In 1988, Channel 4 adapted Chris Mullin’s 1982 novel A Very British Coup for television. Although the country was well in the middle of the Thatcher boom at the time, the three-part miniseries harkened back to the 1970s and early 80s and its post-industrial gloom.
Under the last Labour government before Margaret Thatcher came to power, Britain had been plagued by strikes and energy blackouts, culminating in the humiliation of the world’s former superpower requiring a bailout from the IMF.
In Mullin’s story, it wasn’t Thatcher who won the election but the socialist Harry Perkins. The character is loosely based on Tony Benn, the real-world leader of the Labour left.
Perkins (played in the miniseries by Ray McAnally) is determined to make good on his election promises: (re)nationalizing industries, breaking up big media, withdrawing from NATO and scrapping Britain’s nuclear deterrent. His program spooks the British establishment. Spymasters, business tycoons and career civil servants conspire to bring Perkins down.
The conspiracy echoes suspicions that figures in what we would now call the “deep state” — the intelligence services, the military, possibly the Royal Family — plotted a coup against Labour prime minister Harold Wilson.
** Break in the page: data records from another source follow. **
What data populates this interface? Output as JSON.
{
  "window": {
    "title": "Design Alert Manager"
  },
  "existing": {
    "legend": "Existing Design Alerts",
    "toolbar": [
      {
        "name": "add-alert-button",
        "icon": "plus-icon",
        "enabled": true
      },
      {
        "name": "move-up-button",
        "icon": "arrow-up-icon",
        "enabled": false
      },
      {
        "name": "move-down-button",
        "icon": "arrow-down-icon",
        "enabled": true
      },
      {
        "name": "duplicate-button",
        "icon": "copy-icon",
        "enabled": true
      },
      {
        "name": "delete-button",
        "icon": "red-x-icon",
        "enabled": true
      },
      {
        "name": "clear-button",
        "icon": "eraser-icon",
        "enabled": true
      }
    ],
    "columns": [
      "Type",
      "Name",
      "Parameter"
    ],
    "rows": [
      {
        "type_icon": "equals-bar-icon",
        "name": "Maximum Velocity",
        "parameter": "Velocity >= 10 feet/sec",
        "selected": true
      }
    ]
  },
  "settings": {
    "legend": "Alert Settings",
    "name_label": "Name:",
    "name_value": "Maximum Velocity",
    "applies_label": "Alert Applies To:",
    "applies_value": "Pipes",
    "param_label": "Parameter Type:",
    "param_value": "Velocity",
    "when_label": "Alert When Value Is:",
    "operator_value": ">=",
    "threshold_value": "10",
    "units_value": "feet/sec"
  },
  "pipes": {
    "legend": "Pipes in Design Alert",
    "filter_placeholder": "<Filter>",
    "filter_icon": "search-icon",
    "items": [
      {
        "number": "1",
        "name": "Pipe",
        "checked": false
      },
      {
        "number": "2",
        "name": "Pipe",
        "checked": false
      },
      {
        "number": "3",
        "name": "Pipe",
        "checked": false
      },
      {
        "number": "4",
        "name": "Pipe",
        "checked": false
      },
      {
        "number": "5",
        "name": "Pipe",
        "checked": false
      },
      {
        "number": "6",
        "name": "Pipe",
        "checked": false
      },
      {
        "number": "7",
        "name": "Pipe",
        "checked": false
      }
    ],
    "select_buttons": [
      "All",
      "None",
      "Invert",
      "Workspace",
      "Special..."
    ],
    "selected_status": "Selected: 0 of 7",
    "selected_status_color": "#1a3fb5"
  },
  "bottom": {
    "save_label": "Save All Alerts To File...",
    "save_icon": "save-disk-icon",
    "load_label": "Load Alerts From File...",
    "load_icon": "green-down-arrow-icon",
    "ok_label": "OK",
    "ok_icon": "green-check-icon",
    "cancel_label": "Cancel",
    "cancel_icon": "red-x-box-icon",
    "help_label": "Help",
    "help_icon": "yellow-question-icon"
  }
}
Allegedly, it was Cecil King, the owner of the Daily Mirror, who got the ball rolling when he suggested to Lord Louis Mountbatten, the last viceroy of India and chief of the Defense Staff, in 1968 that Wilson ought to be removed and replaced with someone who could command wide respect at home and abroad. Someone like Mountbatten.
Mountbatten rejected the proposal out of hand, calling it treason. King’s own editors at the Daily Mirror refused to run an editorial calling for Wilson’s ouster. There is no evidence anything more came of the plot, however, Marcia Williams, a senior aide to Wilson, later claimed that a 1974 Army exercise at Heathrow Airport was in fact a show of force and an exercise for a putsch.
A Very British Coup does a good job showing how a soft coup could be carried out — without violence. The head of MI5 conspires with top bureaucrats, a Cecil King-like media magnate and the government of the United States to discredit Perkins and force him to resign.
Perkins isn’t portrayed as a fanatical socialist in thrall to Moscow. Nor do we see his antagonists scheming in smoky rooms. By avoiding such stereotypes, the story can feel almost too real.